Observability too follows this trajectory. As orchestration moves to code, traces must reveal the program boundary as well as the modeled spans between them. Observable agentic systems observable agentic systems are seen by their teams as a ‘movie’ of how the system behaves, where each frame of the ‘movie’ of execution is visible to them as a sequence of operational events. They can see the exact point at which an interpreter’s call started a worker, what that worker returned, the exact point at which a bridge call crosses a capability boundary, and where synthesis is dropping information. This is how their operational dashboard transitions from ‘theater’ to ‘operational evidence’.
Own the loop
The classic approach to orchestrating many agents was always about choosing the right supervisor pattern: supervisor, swarm, handoff, or router. So much beautiful vocabulary that almost never gets used in practice.

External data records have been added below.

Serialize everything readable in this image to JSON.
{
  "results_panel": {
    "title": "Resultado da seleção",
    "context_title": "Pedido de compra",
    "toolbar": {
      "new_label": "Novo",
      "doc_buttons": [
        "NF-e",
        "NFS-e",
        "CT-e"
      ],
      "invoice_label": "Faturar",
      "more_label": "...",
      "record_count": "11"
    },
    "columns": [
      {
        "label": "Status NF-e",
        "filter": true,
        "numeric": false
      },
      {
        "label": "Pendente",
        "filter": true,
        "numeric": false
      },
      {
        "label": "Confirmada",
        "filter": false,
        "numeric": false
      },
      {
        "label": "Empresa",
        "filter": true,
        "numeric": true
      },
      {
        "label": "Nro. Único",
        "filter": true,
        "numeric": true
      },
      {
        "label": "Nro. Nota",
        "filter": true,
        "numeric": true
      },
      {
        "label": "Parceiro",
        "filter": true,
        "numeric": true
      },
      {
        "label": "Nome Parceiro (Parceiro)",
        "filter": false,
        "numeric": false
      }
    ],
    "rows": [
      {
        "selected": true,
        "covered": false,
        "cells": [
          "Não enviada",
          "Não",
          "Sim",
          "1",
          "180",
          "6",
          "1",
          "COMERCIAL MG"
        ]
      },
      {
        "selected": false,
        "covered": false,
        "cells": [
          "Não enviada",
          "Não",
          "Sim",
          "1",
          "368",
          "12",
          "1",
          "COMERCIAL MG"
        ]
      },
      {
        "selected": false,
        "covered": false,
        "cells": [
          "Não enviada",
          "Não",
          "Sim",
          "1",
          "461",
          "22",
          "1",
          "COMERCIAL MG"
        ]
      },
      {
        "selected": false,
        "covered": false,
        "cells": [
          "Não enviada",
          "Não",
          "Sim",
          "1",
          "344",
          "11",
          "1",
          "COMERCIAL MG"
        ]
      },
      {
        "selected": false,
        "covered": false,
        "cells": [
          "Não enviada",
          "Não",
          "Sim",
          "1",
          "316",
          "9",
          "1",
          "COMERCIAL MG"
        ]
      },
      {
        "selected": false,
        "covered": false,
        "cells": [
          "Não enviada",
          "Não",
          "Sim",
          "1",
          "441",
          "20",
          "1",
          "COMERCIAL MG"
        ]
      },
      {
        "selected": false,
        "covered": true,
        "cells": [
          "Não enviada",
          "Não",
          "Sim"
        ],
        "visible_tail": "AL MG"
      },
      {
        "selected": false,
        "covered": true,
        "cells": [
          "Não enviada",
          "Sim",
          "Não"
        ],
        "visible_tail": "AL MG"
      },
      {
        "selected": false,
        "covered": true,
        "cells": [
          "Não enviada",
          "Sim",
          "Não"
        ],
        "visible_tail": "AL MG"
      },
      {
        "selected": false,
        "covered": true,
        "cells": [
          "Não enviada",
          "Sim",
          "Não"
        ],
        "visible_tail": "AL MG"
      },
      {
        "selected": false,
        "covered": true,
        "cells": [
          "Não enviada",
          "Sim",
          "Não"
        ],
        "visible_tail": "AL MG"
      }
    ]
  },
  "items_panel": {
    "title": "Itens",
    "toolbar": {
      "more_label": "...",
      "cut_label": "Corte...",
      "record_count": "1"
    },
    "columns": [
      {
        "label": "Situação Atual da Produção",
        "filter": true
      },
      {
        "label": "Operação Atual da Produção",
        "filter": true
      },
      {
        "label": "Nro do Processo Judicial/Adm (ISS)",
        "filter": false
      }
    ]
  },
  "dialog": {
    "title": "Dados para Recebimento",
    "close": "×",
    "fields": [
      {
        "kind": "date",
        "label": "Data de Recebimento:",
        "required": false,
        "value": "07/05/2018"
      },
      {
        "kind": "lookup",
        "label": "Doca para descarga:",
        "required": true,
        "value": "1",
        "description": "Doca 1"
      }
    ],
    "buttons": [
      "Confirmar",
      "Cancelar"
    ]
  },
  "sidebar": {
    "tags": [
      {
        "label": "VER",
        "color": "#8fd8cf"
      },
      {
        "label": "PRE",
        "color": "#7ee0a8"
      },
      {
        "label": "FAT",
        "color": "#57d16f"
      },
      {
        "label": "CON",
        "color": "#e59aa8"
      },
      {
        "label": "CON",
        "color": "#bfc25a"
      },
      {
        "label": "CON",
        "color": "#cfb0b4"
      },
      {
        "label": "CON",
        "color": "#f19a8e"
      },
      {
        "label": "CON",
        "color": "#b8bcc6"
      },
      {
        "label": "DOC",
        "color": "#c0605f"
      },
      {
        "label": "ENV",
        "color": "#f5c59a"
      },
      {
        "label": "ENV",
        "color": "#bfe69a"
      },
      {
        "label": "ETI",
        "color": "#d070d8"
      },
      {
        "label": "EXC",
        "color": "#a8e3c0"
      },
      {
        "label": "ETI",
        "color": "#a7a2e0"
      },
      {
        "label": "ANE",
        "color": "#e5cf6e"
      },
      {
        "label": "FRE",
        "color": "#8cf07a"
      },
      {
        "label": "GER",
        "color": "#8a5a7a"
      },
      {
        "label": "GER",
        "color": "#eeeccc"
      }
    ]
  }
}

The more important operating question is where the loop lives.
By writing a simple loop, we can in effect give the team (a) coverage, (b) a schema to work with, (c) specific replay points of interest, (d) approval gates for specific pieces of output, and (e) traces of exactly what the model was doing. However, the model still has a real purpose: deciding (1) how to decompose the problem, (2) which specialists to bring to bear, (3) which facts are salient, and (4) how to pull it all together into a coherent answer. The harnessing code then implements these decisions in the form of a program of finite scope.
That’s where the real value is in dynamic subagents, RLMs, and Claude Code workflows, it’s all about executable orchestration within a runtime that knows what code to run. (Bigger prompts & more sophisticated supervisor labels don’t cut it here).
Own that boundary. Trace it. Review it. Gate it.
Let the model write the loop. Don’t let the loop float around in the prompt.